The heat that radiators must provide to heat the room: the area should be multiplied by the thermal power (100 W). For example, for a room of 18 sq.m the following power of the heating battery is required:
18 sq.m x 100 W = 1800 W
That is, 1.8 kW of power is needed per hour to heat 18 square meters. This result must be divided by the amount of heat that the heating radiator section produces per hour. If the data in his passport indicates that this is 170 W, then the next stage of the calculation looks like this:
1800 W / 170 W = 10.59
This number must be rounded to the nearest whole number (usually rounded up) - it will be 11. That is, in order for the temperature in the room to be optimal during the heating season, it is necessary to install a heating radiator with 11 sections.

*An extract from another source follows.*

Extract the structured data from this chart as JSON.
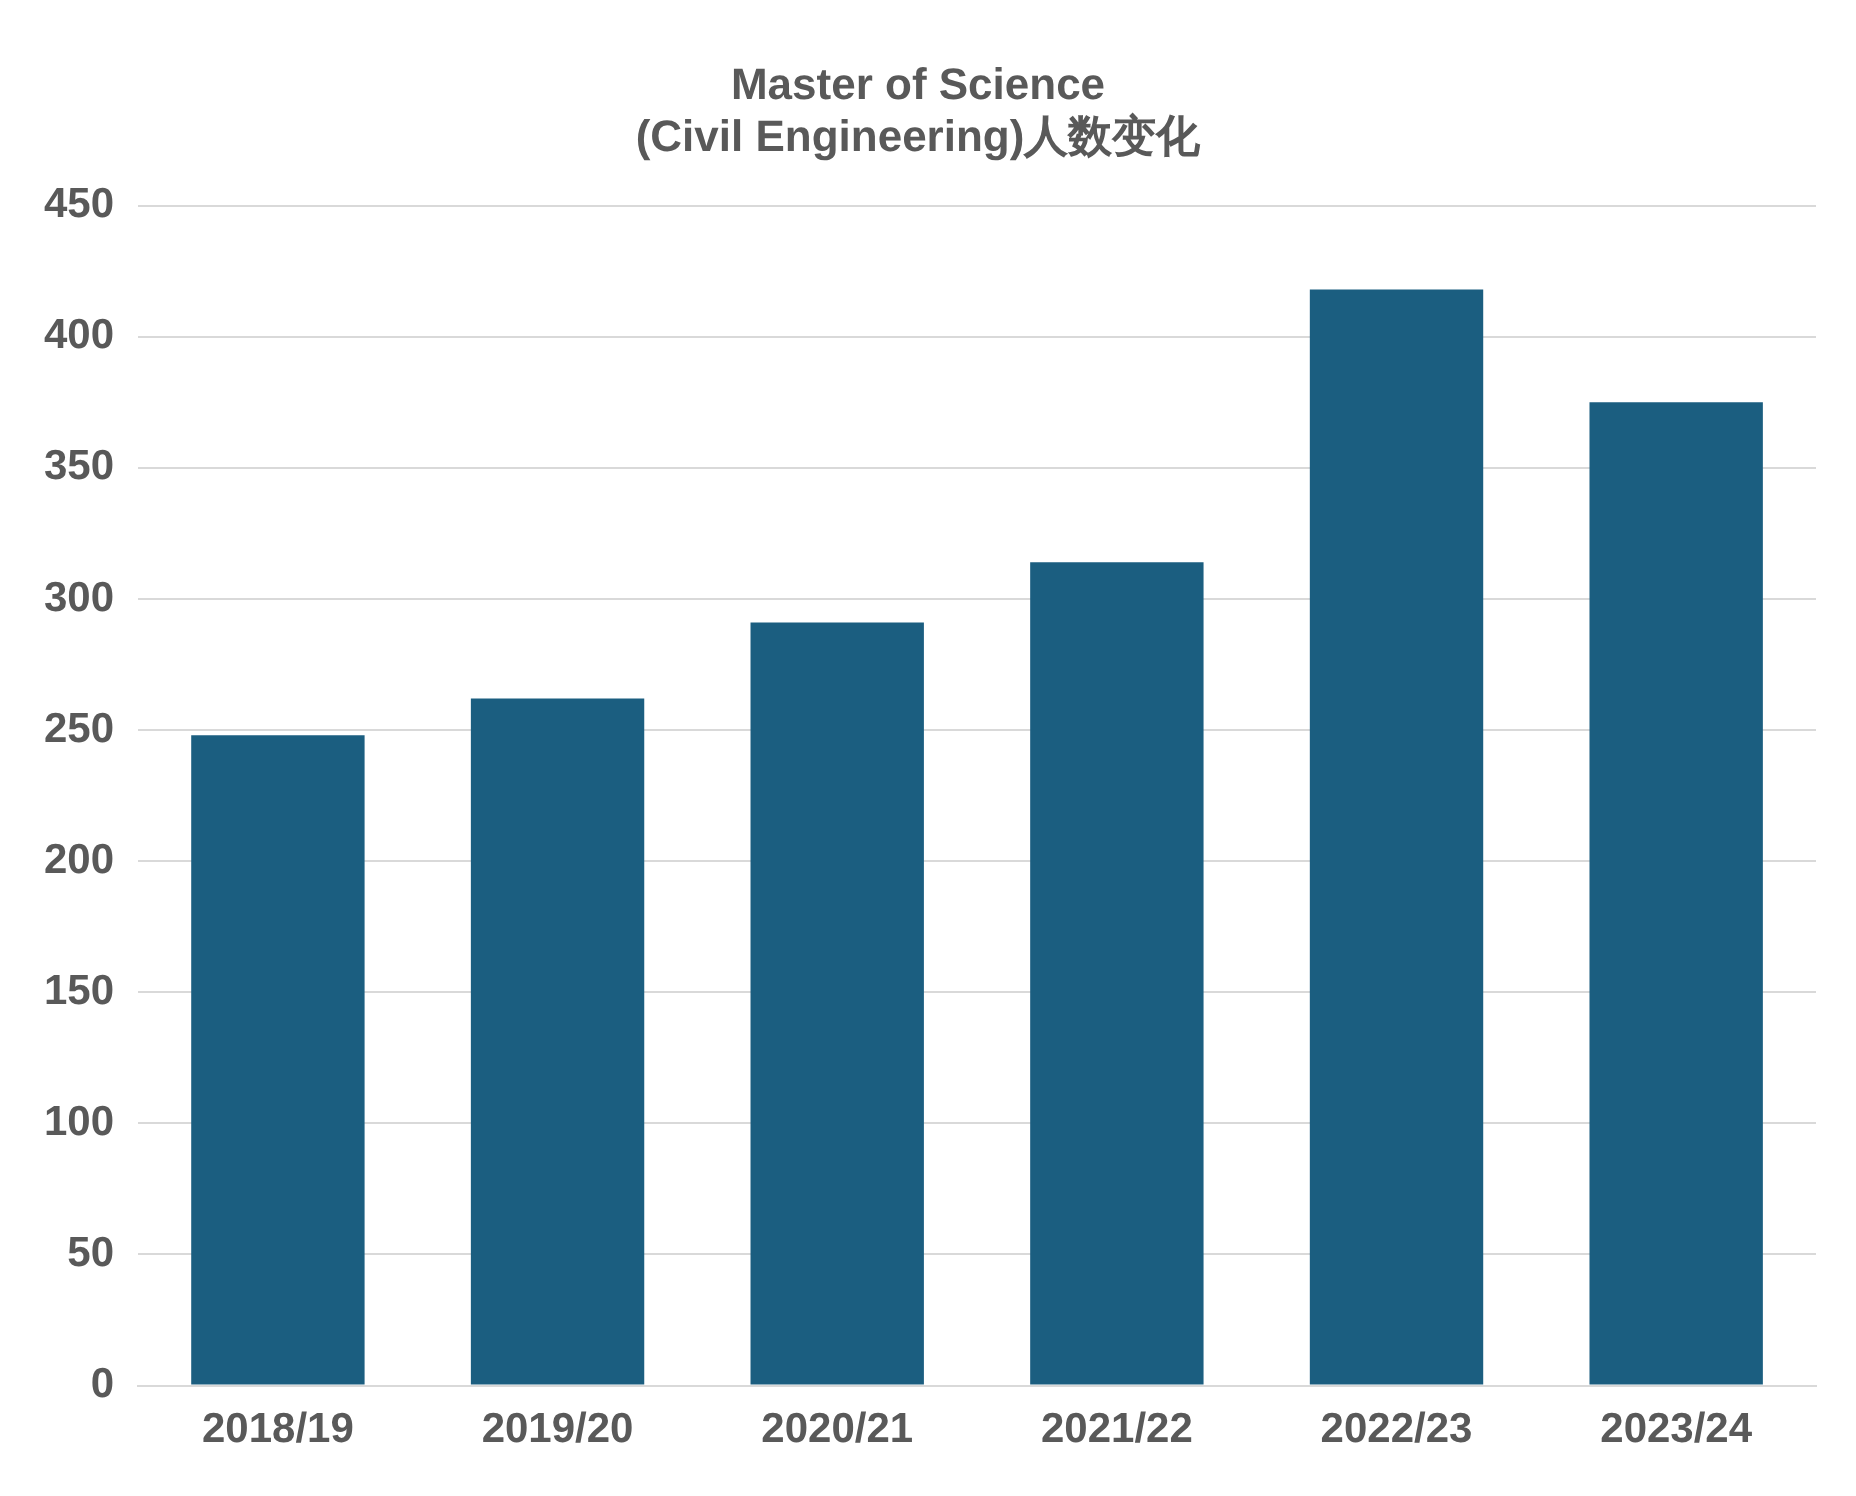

This method is only suitable for calculating the battery size in rooms with central heating, where the coolant temperature is not higher than 70 degrees Celsius.
There is a simpler method that can be used for normal apartment conditions in panel houses. This approximate calculation takes into account that one section is needed to heat 1.8 square meters of area. In other words, the area of the room must be divided by 1.8. For example, with an area of 25 sq.m., 14 parts are needed:
25 sq.m / 1.8 sq.m = 13.89
But this calculation method is unacceptable for a radiator of reduced or increased power (when the average output of one section varies from 120 to 200 W).
Calculation of heat supply standards in an apartment
In an apartment served by a utility company, the calculation of the heat load can be carried out exclusively upon the transfer of the house in order to track the SNIP indicators in the premises accepted for balance. In another case, this is done by the owner of the living space in order to calculate his own heat losses when it is cold outside and remove the disadvantages of insulation - use heat-insulating plaster, glue a heat insulator, install penofol on the ceilings and install metal-plastic windows with a profile with five chambers.
Calculating heat leaks for a utility for the purpose of opening a dispute is generally ineffective. The problem is that there are standards for heat loss. If, for example, the house is open, then the requirements are met. At the same time, heat supply devices comply with the requirements of SNIP. Replacing batteries and extracting more heat is prohibited, since heating devices are installed in accordance with approved building codes.
Methodology for calculating heat supply standards in a private home
Privatized houses are heated by independent systems, in which the load is calculated to meet the requirements of SNIP, and adjustments to the heating power are carried out together with work to reduce heat losses.
Calculations can be created manually using a simple formula or a calculator on the resource. The program helps to calculate the required power of the heating system and heat loss typical for winter. Calculations are performed for a specific thermal zone.